There's only one problem. It turns out that none of it may be true.

In a truly fascinating article, The Smoking Gun goes through the litany of charges and experiences, and finds that, at best, many parts of the story may be greatly exaggerated, and some of it seems just plain false. The jail time? Turns out there's no record of that. The police surveillance? The police barely mention him in the reports that are actually about someone else. The death of the two girls? Turns out he wasn't even there, and the mom of one of the girls said, "As far as I know, he had nothing to do with the accident. I figured he was taking license...he's a writer, you know, they don't tell everything that's factual and true."

This may turn out to be the understatement of the year. Frey, for his part, has lawyered up, and calls The Smoking Gun's allegations the "latest attempt to discredit me...So let the haters hate, let the doubters doubt, I stand by my book, and my life, and I won't dignify this bullshit with any sort of further response."

There's only one problem with calling The Smoking Gun a bunch of bullshit artists though, and that is that all they do all day long is sift through old court records, and post what they find. This is the basis of their entire enterprise. Now, most of the time, it's just the mugshot of some actor on "Lost" for their latest DUI arrest, but in this case, they started out looking for Frey's mugshot to simply corroborate his stories, but found a much deeper story - namely, that Frey just does not appear to be the bad guy that he says he is.

The Smoking Gun writes a thoroughly researched article, with a lot of court documents to prove it. Frey, for his part, has said that he will not allow anyone to see his evidence that proves his story is true, claiming "Once I start providing records for people it never ends for me...I feel like I provided the records to the people who were appropriate, who needed to see them." He added that he turned down The New York Times when the newspaper sought to review the material, though he showed his rehab records to Winfrey staff members.

In fact, according to a February 2003 New York Observer story by Joe Hagan, Frey originally tried to sell the book as a fictional work, but his publisher "declined to publish it as such." A retooled manuscript, presumably with all the fake stuff excised, was published in April 2003 amid a major publicity campaign.
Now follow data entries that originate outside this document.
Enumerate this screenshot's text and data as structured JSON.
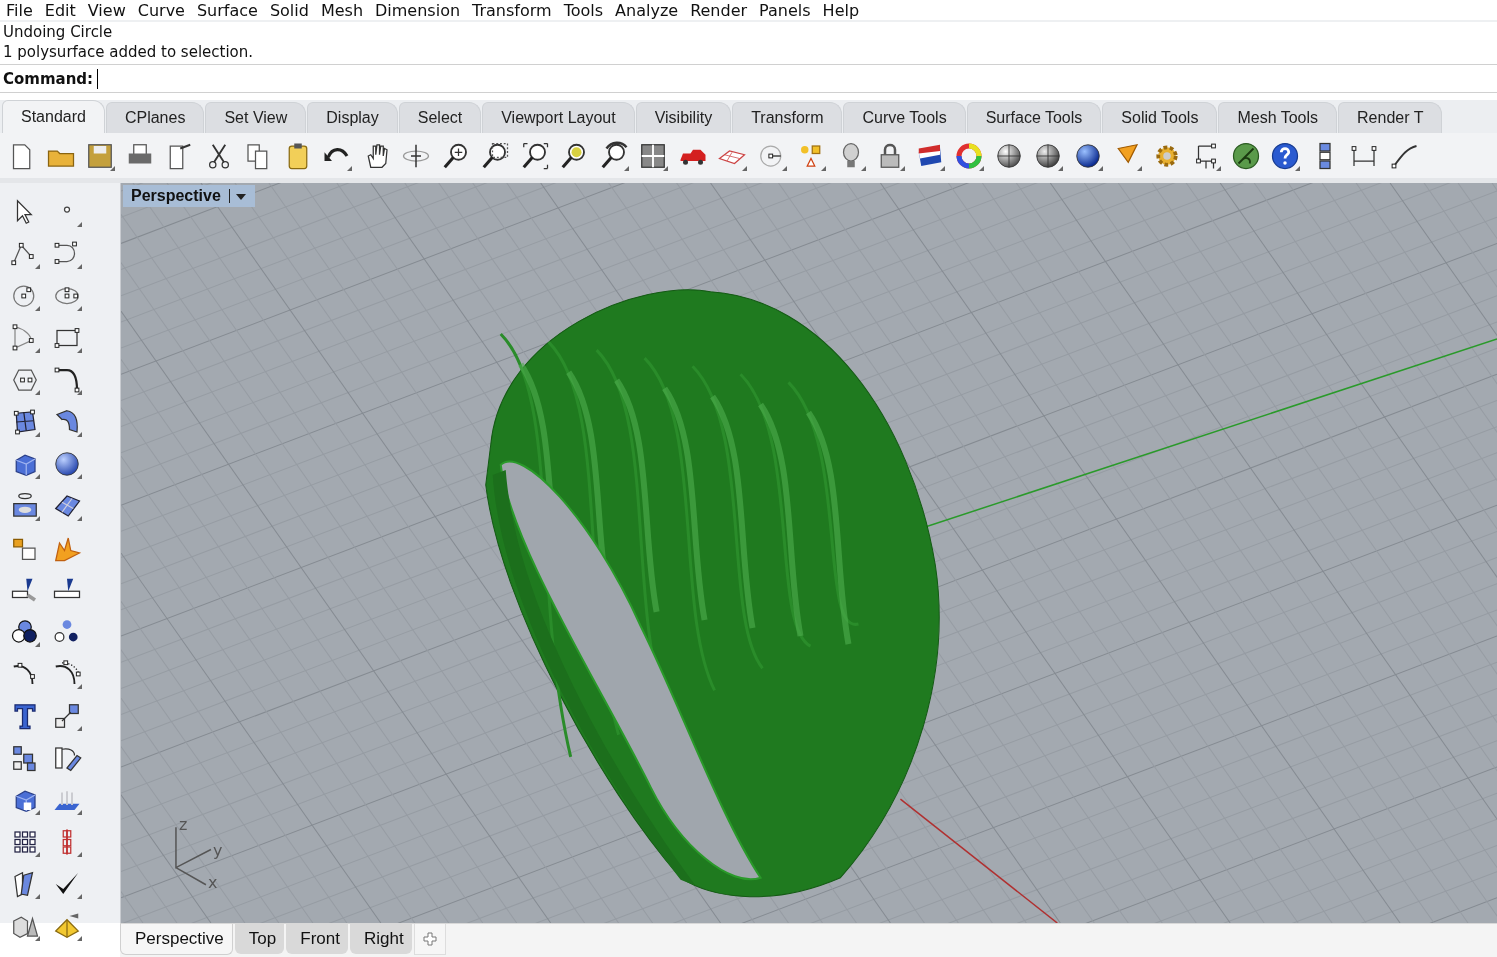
{
  "menu": [
    "File",
    "Edit",
    "View",
    "Curve",
    "Surface",
    "Solid",
    "Mesh",
    "Dimension",
    "Transform",
    "Tools",
    "Analyze",
    "Render",
    "Panels",
    "Help"
  ],
  "command_history": [
    "Undoing Circle",
    "1 polysurface added to selection."
  ],
  "command": {
    "label": "Command:"
  },
  "toolbar_tabs": [
    {
      "label": "Standard",
      "selected": true
    },
    {
      "label": "CPlanes",
      "selected": false
    },
    {
      "label": "Set View",
      "selected": false
    },
    {
      "label": "Display",
      "selected": false
    },
    {
      "label": "Select",
      "selected": false
    },
    {
      "label": "Viewport Layout",
      "selected": false
    },
    {
      "label": "Visibility",
      "selected": false
    },
    {
      "label": "Transform",
      "selected": false
    },
    {
      "label": "Curve Tools",
      "selected": false
    },
    {
      "label": "Surface Tools",
      "selected": false
    },
    {
      "label": "Solid Tools",
      "selected": false
    },
    {
      "label": "Mesh Tools",
      "selected": false
    },
    {
      "label": "Render T",
      "selected": false
    }
  ],
  "viewport": {
    "title": "Perspective",
    "axis_labels": [
      "z",
      "y",
      "x"
    ]
  },
  "viewport_tabs": [
    {
      "label": "Perspective",
      "selected": true
    },
    {
      "label": "Top",
      "selected": false
    },
    {
      "label": "Front",
      "selected": false
    },
    {
      "label": "Right",
      "selected": false
    }
  ]
}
But, does it really matter if these things are true or not? People love the book, and pull inspiration from the stories into their own lives. So what if he made parts of it up?

Well, we're about to find out. The book was absolutely sold as a book of non-fiction and Frey has repeatedly asserted in press interviews that the book is "all true" and he told Winfrey, "I think I wrote about the events in the book truly and honestly and accurately."

If you ask me, it looks like Oprah is going be back to just reading dead authors again, and soon.